Alle medie dipinsi un acquerello: io e il nonno. Il nonno, io e il nostro rapporto. Lui l'avevo affidato alla carta, a pennellate morbide: volevo che la trasparenza rendesse l'idea della sua personalità. Le nostre espressioni non si vedono, ma avevo immaginato i miei occhi che guardavano il nonno con stupore: lui era il mio eroe.

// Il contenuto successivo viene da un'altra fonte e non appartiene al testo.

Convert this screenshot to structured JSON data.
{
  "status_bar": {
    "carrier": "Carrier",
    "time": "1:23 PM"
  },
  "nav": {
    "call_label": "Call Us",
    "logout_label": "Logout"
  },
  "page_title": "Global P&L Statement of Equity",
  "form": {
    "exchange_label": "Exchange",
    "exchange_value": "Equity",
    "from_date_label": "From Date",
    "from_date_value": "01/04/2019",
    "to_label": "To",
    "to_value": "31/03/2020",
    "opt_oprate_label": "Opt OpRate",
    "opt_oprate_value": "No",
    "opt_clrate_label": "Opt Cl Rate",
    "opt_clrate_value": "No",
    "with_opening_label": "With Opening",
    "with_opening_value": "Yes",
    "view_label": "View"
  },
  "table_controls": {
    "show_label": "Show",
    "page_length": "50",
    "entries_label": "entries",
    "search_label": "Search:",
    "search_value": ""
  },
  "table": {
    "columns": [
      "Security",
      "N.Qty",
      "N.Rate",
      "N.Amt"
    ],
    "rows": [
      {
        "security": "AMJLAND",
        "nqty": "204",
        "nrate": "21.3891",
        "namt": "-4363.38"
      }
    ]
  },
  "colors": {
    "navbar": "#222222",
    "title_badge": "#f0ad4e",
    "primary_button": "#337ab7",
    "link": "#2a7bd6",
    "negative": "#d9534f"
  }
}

Mi aveva accolto come un dono e si prendeva cura di me in modo speciale. Avvertivo che niente avrebbe potuto farmi del male quando eravamo insieme: lui riusciva a proteggermi facendomi sentire libera. Mi insegnava a diventare amica del mondo e a comunicare i miei sentimenti, ad avvertire la vita che pulsa nella terra e nel cielo, a dare vita alle cose che si amano.  Era un artista nel suo piccolo: era capace di trasformare un semplice ciocco di legno in un oggetto. Ho insistito per anni perchè mi costruisse un Pinocchio, ero sicura che sarebbe diventato un bambino vero. Mi raccontava delle cose che aveva costruito con il legno prima di partire per la Guerra, della passione che ci aveva messo e io immaginavo che tutte quelle cose potessero volare.
Forse il mio amore per l'arte nasce anche dai suoi insegnamenti e dal suo dono di rendere magiche le cose più semplici.

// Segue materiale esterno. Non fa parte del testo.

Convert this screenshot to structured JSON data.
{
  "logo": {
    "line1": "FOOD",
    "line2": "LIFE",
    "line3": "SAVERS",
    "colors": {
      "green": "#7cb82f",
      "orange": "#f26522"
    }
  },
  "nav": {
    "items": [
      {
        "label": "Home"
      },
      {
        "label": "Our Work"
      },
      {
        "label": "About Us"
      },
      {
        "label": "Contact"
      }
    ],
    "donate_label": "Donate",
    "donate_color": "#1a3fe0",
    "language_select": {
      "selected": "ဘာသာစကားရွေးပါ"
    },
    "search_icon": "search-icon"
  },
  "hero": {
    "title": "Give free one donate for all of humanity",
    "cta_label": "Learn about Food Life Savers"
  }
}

La mattina del giorno in cui morì mi ero alzata con l'idea di costruire una nave in bottiglia. Non avevo più tredici anni ma continuavo ad essere alla ricerca di un'identità artistica e di una personalità. I miei dipinti a volte risultavano un pò bizzarri, comunque i miei familiari mi assecondavano, forse perchè le mie idee balzane erano innocue e, in qualche modo, simpatiche. Chissà quante risate si facevano vedendomi sempre persa a inventare e a creare chissà quali nuovi quadri...
Per colazione bevvi un succo di frutta la cui bottiglia poi mi sarebbe servita per il mio ambizioso progetto. Mentre lo sorseggiavo mi resi conto che non avevo idea di come avrei costruito la nave e pensai di andare a trovare il nonno in ospedale per chiedergli "consigli tecnici". Dal letto d'ospedale, con uno sguardo interrogativo, mi spiegò come potessi fare per dare via al mio progetto e mi disse che aveva voglia di un gelato.

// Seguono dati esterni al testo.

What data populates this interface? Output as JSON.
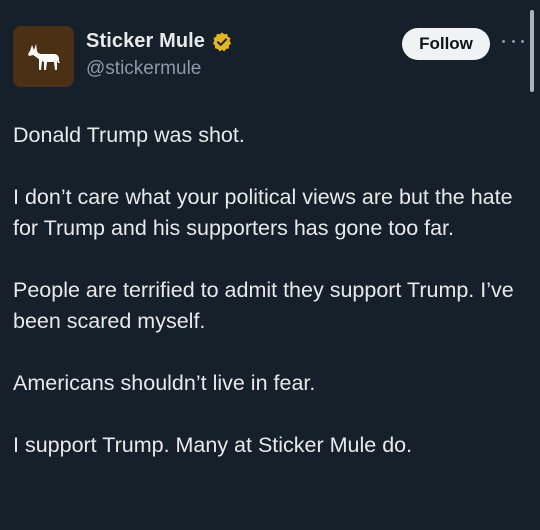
{
  "tweet": {
    "author": {
      "display_name": "Sticker Mule",
      "handle": "@stickermule",
      "avatar_icon": "mule-icon",
      "avatar_bg": "#4b3016",
      "verified_icon": "verified-badge-icon",
      "verified_color": "#e2b719"
    },
    "follow_label": "Follow",
    "more_icon": "more-options-icon",
    "paragraphs": [
      "Donald Trump was shot.",
      "I don’t care what your political views are but the hate for Trump and his supporters has gone too far.",
      "People are terrified to admit they support Trump. I’ve been scared myself.",
      "Americans shouldn’t live in fear.",
      "I support Trump. Many at Sticker Mule do."
    ]
  },
  "colors": {
    "background": "#15202b",
    "text_primary": "#e7e9ea",
    "text_secondary": "#8b98a5",
    "button_bg": "#eff3f4"
  }
}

Questo è il mio ultimo momento di quotidianità con lui. Prezioso ricordo che vive di colori intensi e forti dentro di me.
Quel giorno, dopo pranzo, gli portai un gelato, lui mi accarezzò la mano, mi sorrise e mi salutò per sempre.
Grazie, nonno, per avermi aiutato ad amare la parte più spontanea e semplice della vita. Grazie per esserci semplicemente stato e per avermi saputo dimostrare, con quel tuo ultimo sorriso, che l'amore non ha confini e che va ben al di là di tutto ciò che è concreto.

Bacioni.

Jù.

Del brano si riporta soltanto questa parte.